Healthcare outsourcing firm Synergy Health said the group has continued to trade in line with the trends seen in the third quarter of its financial year.
The company has brought forward its pre-close trading update which was originally scheduled for 14 April because the board has decided to recommend the payment of a second interim dividend to enable high earners to beat the imminent change in the tax rate.
The company will pay a second interim dividend of 8.3p, compared to a final dividend of 6.8p the year before. Total dividends for the year will therefore be 13.2p, compared to 11p in the preceding year. 'This increase of 20% reflects the board's confidence in the future,' the company said.
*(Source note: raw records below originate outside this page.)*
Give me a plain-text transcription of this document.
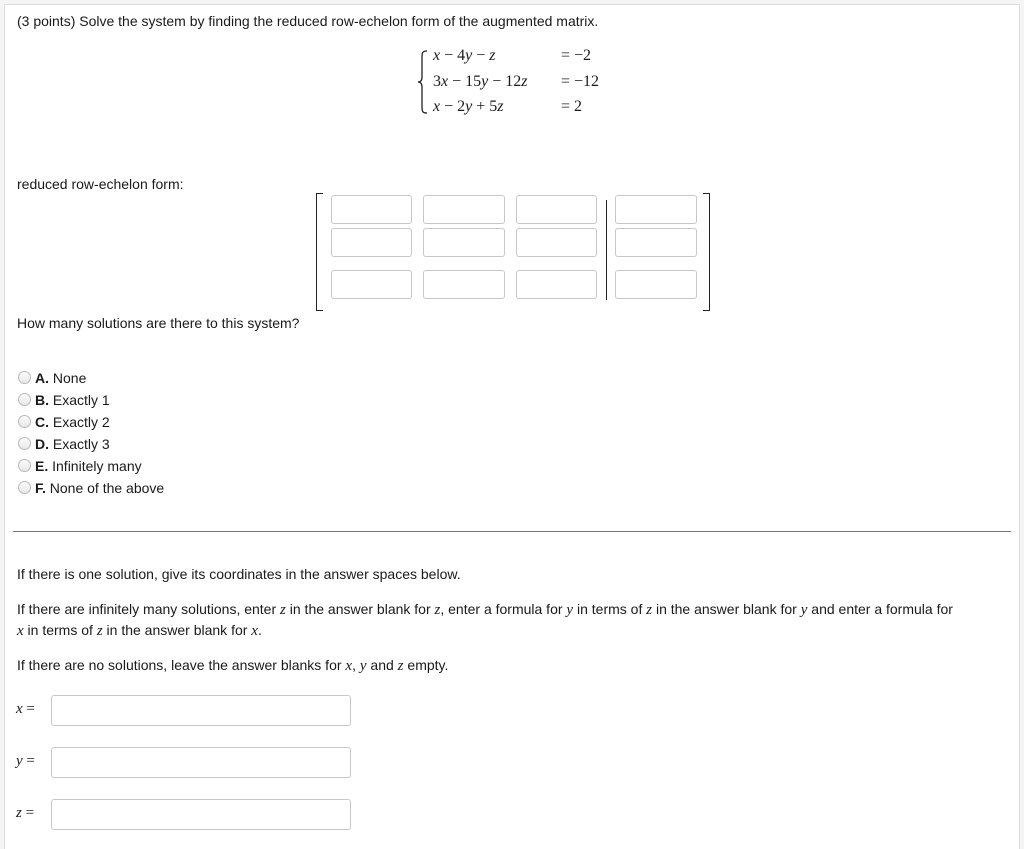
(3 points) Solve the system by finding the reduced row-echelon form of the augmented matrix.
x − 4y − z	= −2
3x − 15y − 12z = −12
x − 2y + 5z	= 2
reduced row-echelon form:
How many solutions are there to this system?
A. None
B. Exactly 1
C. Exactly 2
D. Exactly 3
E. Infinitely many
F. None of the above
If there is one solution, give its coordinates in the answer spaces below.
If there are infinitely many solutions, enter z in the answer blank for z, enter a formula for y in terms of z in the answer blank for y and enter a formula for
x in terms of z in the answer blank for x.
If there are no solutions, leave the answer blanks for x, y and z empty.
x =
y =
z =
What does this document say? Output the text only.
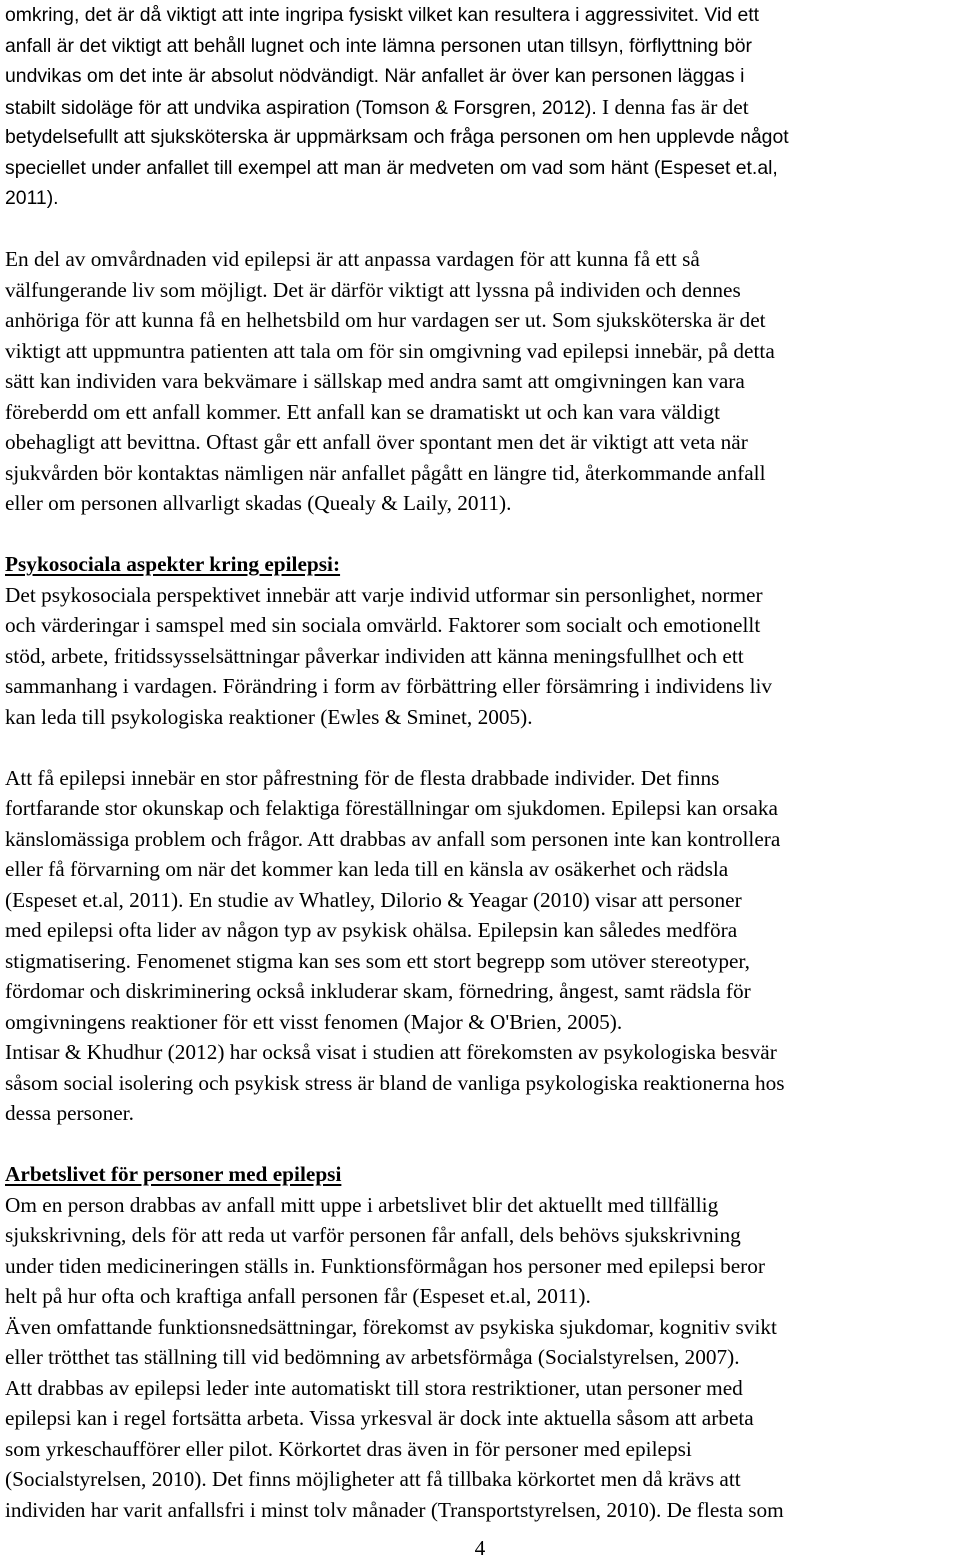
omkring, det är då viktigt att inte ingripa fysiskt vilket kan resultera i aggressivitet. Vid ett
anfall är det viktigt att behåll lugnet och inte lämna personen utan tillsyn, förflyttning bör
undvikas om det inte är absolut nödvändigt. När anfallet är över kan personen läggas i
stabilt sidoläge för att undvika aspiration (Tomson & Forsgren, 2012). I denna fas är det
betydelsefullt att sjuksköterska är uppmärksam och fråga personen om hen upplevde något
speciellet under anfallet till exempel att man är medveten om vad som hänt (Espeset et.al,
2011).
En del av omvårdnaden vid epilepsi är att anpassa vardagen för att kunna få ett så
välfungerande liv som möjligt. Det är därför viktigt att lyssna på individen och dennes
anhöriga för att kunna få en helhetsbild om hur vardagen ser ut. Som sjuksköterska är det
viktigt att uppmuntra patienten att tala om för sin omgivning vad epilepsi innebär, på detta
sätt kan individen vara bekvämare i sällskap med andra samt att omgivningen kan vara
föreberdd om ett anfall kommer. Ett anfall kan se dramatiskt ut och kan vara väldigt
obehagligt att bevittna. Oftast går ett anfall över spontant men det är viktigt att veta när
sjukvården bör kontaktas nämligen när anfallet pågått en längre tid, återkommande anfall
eller om personen allvarligt skadas (Quealy & Laily, 2011).
Psykosociala aspekter kring epilepsi:
Det psykosociala perspektivet innebär att varje individ utformar sin personlighet, normer
och värderingar i samspel med sin sociala omvärld. Faktorer som socialt och emotionellt
stöd, arbete, fritidssysselsättningar påverkar individen att känna meningsfullhet och ett
sammanhang i vardagen. Förändring i form av förbättring eller försämring i individens liv
kan leda till psykologiska reaktioner (Ewles & Sminet, 2005).
Att få epilepsi innebär en stor påfrestning för de flesta drabbade individer. Det finns
fortfarande stor okunskap och felaktiga föreställningar om sjukdomen. Epilepsi kan orsaka
känslomässiga problem och frågor. Att drabbas av anfall som personen inte kan kontrollera
eller få förvarning om när det kommer kan leda till en känsla av osäkerhet och rädsla
(Espeset et.al, 2011). En studie av Whatley, Dilorio & Yeagar (2010) visar att personer
med epilepsi ofta lider av någon typ av psykisk ohälsa. Epilepsin kan således medföra
stigmatisering. Fenomenet stigma kan ses som ett stort begrepp som utöver stereotyper,
fördomar och diskriminering också inkluderar skam, förnedring, ångest, samt rädsla för
omgivningens reaktioner för ett visst fenomen (Major & O'Brien, 2005).
Intisar & Khudhur (2012) har också visat i studien att förekomsten av psykologiska besvär
såsom social isolering och psykisk stress är bland de vanliga psykologiska reaktionerna hos
dessa personer.
Arbetslivet för personer med epilepsi
Om en person drabbas av anfall mitt uppe i arbetslivet blir det aktuellt med tillfällig
sjukskrivning, dels för att reda ut varför personen får anfall, dels behövs sjukskrivning
under tiden medicineringen ställs in. Funktionsförmågan hos personer med epilepsi beror
helt på hur ofta och kraftiga anfall personen får (Espeset et.al, 2011).
Även omfattande funktionsnedsättningar, förekomst av psykiska sjukdomar, kognitiv svikt
eller trötthet tas ställning till vid bedömning av arbetsförmåga (Socialstyrelsen, 2007).
Att drabbas av epilepsi leder inte automatiskt till stora restriktioner, utan personer med
epilepsi kan i regel fortsätta arbeta. Vissa yrkesval är dock inte aktuella såsom att arbeta
som yrkeschaufförer eller pilot. Körkortet dras även in för personer med epilepsi
(Socialstyrelsen, 2010). Det finns möjligheter att få tillbaka körkortet men då krävs att
individen har varit anfallsfri i minst tolv månader (Transportstyrelsen, 2010). De flesta som
4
Cash generation across the group 'continues to be robust and our balance sheet remains strong,' the statement added.
The group's operations in Malaysia and Thailand are experiencing slower growth than other parts of the business, reflecting the downturn in the US medical device market.
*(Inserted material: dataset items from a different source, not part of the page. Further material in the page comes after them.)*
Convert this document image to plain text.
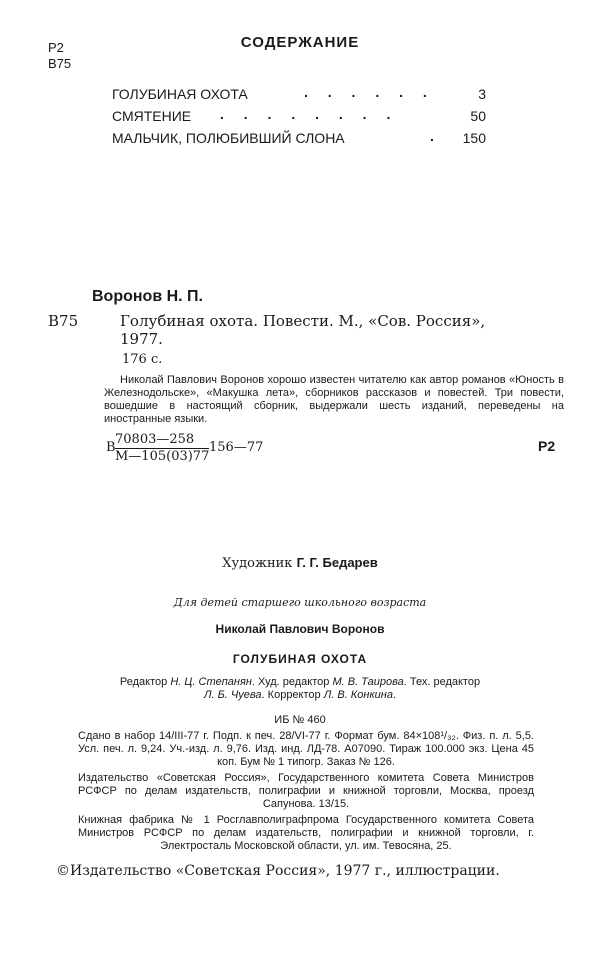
СОДЕРЖАНИЕ
Р2
В75
ГОЛУБИНАЯ ОХОТА	. . . . . .	3
СМЯТЕНИЕ . . . . . . . .	50
МАЛЬЧИК, ПОЛЮБИВШИЙ СЛОНА	. 150
Воронов Н. П.
В75	Голубиная охота. Повести. М., «Сов. Россия»,
1977.
176 с.
Николай Павлович Воронов хорошо известен читателю как автор романов «Юность в Железнодольске», «Макушка лета», сборников рассказов и повестей. Три повести, вошедшие в настоящий сборник, выдержали шесть изданий, переведены на иностранные языки.
В
70803—258
М—105(03)77
156—77	Р2
Художник Г. Г. Бедарев
Для детей старшего школьного возраста
Николай Павлович Воронов
ГОЛУБИНАЯ ОХОТА
Редактор Н. Ц. Степанян. Худ. редактор М. В. Таирова. Тех. редактор
Л. Б. Чуева. Корректор Л. В. Конкина.
ИБ № 460
Сдано в набор 14/III-77 г. Подп. к печ. 28/VI-77 г. Формат бум. 84×108¹/₃₂. Физ. п. л. 5,5. Усл. печ. л. 9,24. Уч.-изд. л. 9,76. Изд. инд. ЛД-78. А07090. Тираж 100.000 экз. Цена 45 коп. Бум № 1 типогр. Заказ № 126.
Издательство «Советская Россия», Государственного комитета Совета Министров РСФСР по делам издательств, полиграфии и книжной торговли, Москва, проезд Сапунова. 13/15.
Книжная фабрика № 1 Росглавполиграфпрома Государственного комитета Совета Министров РСФСР по делам издательств, полиграфии и книжной торговли, г. Электросталь Московской области, ул. им. Тевосяна, 25.
©Издательство «Советская Россия», 1977 г., иллюстрации.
Elsewhere in Asia, the group's decontamination and sterilisation facility in Suzhou has achieved ISO13485 and ISO 9001 certification, the first decontamination facility in China to be certified to international quality standards.
The Suzhou facility is now processing surgical instruments for five hospitals and the company is on the look-out for more hospitals in the area to add to the customer list.
'We are also in advanced discussions with three hospital groups for additional facilities and we will provide a further update when we release the preliminary results,' the company said.